Does an Ex-Spouse’s Bankruptcy Ever Help?

There are situations—rare ones—in which your ex-spouse’s bankruptcy filing could help you. For example, if he or she files a Chapter 7 case which gets rid of other debts so he or she can concentrate on paying off the continuing tax debt, and as a result the tax is paid off relatively quickly, the IRS/state might sometimes be persuaded to not try to force payment out of you at the same time. Another example, even rarer: the IRS/state might be persuaded to allow your ex-spouse to pay a portion of a tax debt in his or her Chapter 13 payment plan, while you pay the rest.

But much more likely, your ex-spouse’s bankruptcy is not good news for you.

If You File a Chapter 7 Case

We cover this in detail elsewhere in this series of blog posts on income taxes, but the IRS and state would be forbidden from pursuing you on any tax debts from the moment that your Chapter 7 case is filed. That protection lasts during the time of your case, which is usually about three or four months.

More importantly, a Chapter 7 bankruptcy case can permanently discharge older tax debts. If your tax debt is discharged, that means that the IRS/state would never be able to take any action whatsoever to collect those taxes. They could not even keep your future tax refunds.

By “older” taxes we mean those whose tax returns were due more than three years earlier AND whose tax returns were in fact sent in to the IRS/state more than two years earlier. There are some other possible conditions but usually these two are the only ones that are relevant.

A bankruptcy discharge of one of your tax debts affects only YOUR own liability on that debt, not the liability of your ex-spouse. The “joint and several liability” from a jointly signed tax return means that he or she would have to pay the debt in full or else also file bankruptcy.

If You File a Chapter 13 Case

There are a lot of details about how a Chapter 13 filing would deal with your tax debts, beyond what we can cover here. So please see other blog posts from this tax series on this website.

Focusing on generally newer income tax debts that can’t discharged under Chapter 7, Chapter 13 gives you the opportunity to pay such taxes under very flexible and favorable terms. How much you pay to all of your creditors each month, including the IRS/state, is mostly based on your personal budget. When you begin paying the taxes and in what order compared to your other creditors depends on your budget and on who else you owe. Usually you don’t need to pay ongoing interest and penalties, thereby reducing the amount you need to pay.

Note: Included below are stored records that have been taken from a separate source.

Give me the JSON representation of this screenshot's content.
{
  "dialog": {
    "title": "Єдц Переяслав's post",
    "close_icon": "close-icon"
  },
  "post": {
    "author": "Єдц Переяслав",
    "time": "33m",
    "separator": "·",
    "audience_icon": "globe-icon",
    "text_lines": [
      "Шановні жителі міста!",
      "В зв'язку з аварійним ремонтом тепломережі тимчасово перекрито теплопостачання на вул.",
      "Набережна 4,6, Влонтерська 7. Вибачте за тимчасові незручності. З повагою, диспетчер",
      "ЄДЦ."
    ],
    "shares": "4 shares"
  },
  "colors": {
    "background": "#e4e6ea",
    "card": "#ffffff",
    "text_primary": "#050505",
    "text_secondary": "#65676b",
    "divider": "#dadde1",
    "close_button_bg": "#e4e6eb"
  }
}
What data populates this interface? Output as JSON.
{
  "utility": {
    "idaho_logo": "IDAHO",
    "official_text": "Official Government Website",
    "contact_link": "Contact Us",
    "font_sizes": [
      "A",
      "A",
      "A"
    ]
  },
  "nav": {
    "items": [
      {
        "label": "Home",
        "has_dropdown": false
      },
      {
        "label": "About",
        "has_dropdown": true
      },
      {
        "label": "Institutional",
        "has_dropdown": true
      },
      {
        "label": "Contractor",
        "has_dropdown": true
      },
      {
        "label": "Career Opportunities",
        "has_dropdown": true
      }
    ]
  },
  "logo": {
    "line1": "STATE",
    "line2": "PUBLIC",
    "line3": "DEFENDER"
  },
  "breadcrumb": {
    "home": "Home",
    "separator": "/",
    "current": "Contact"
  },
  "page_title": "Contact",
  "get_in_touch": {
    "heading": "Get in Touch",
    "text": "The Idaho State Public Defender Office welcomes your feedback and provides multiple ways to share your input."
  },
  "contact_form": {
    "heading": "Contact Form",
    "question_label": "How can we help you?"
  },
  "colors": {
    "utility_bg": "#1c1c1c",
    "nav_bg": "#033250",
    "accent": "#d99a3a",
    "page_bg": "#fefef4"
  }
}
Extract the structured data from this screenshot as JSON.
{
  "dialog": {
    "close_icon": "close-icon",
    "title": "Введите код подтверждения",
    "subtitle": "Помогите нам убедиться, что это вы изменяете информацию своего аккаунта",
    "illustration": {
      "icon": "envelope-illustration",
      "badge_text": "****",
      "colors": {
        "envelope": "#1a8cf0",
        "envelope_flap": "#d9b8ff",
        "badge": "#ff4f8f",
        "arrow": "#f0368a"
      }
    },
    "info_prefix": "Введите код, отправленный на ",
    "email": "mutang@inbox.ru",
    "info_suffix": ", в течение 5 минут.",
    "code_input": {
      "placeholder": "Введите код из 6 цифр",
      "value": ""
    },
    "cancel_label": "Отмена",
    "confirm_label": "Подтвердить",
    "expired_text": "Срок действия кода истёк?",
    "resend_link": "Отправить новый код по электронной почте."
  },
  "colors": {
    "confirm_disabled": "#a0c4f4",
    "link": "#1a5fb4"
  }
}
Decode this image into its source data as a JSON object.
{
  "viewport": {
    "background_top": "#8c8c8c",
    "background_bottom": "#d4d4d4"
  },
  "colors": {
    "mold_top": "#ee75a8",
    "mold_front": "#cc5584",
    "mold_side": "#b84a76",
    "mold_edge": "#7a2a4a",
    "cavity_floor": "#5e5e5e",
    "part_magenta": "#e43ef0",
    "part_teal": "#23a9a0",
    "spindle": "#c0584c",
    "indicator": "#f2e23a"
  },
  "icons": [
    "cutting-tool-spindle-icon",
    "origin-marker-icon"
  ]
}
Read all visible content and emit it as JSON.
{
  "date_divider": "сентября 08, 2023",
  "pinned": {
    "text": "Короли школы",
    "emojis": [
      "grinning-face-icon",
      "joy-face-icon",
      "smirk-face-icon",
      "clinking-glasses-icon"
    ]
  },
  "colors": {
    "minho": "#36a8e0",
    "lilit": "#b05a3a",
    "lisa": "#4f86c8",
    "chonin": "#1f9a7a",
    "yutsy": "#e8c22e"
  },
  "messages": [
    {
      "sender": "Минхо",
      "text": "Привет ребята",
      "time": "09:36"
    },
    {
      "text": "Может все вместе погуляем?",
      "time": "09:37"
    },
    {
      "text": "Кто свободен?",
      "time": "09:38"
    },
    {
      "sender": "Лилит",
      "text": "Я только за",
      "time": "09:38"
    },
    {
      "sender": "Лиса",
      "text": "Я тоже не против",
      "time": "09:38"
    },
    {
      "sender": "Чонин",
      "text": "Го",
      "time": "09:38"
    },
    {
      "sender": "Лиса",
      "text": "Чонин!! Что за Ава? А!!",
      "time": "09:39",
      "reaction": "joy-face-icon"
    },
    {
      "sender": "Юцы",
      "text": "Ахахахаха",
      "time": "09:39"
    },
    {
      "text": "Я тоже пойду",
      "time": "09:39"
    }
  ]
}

The IRS and state don’t have much say about any of this as long as you do what you propose to do and pay off the required taxes within a five-year period.

Just as with Chapter 7, if you file a Chapter 13 case the IRS/state would be able to pursue your ex-spouse on any joint tax on which he or she is also liable. That’s true even if you are in the midst of paying that tax in full through your Chapter 13 case.

If after your Chapter 13 case is filed the IRS or the state does succeed in getting your ex-spouse to pay a portion of the joint tax debt, you don’t have to pay that portion of the tax a second time. The taxing entity would have to reduce the amount you would pay accordingly.

Finally, as alluded to above, if both you and your ex-spouse owe a tax that can’t be discharged, you might both be able to make arrangements to pay that tax together in your respective Chapter 13 cases. For example, each could pay half. The IRS and state are not legally prevented from objecting and then pursuing whichever ex-spouse is not proposing to pay such a tax in full. But the IRS/state might exercise their discretion to allow you two to pay off the debt through your mutual efforts.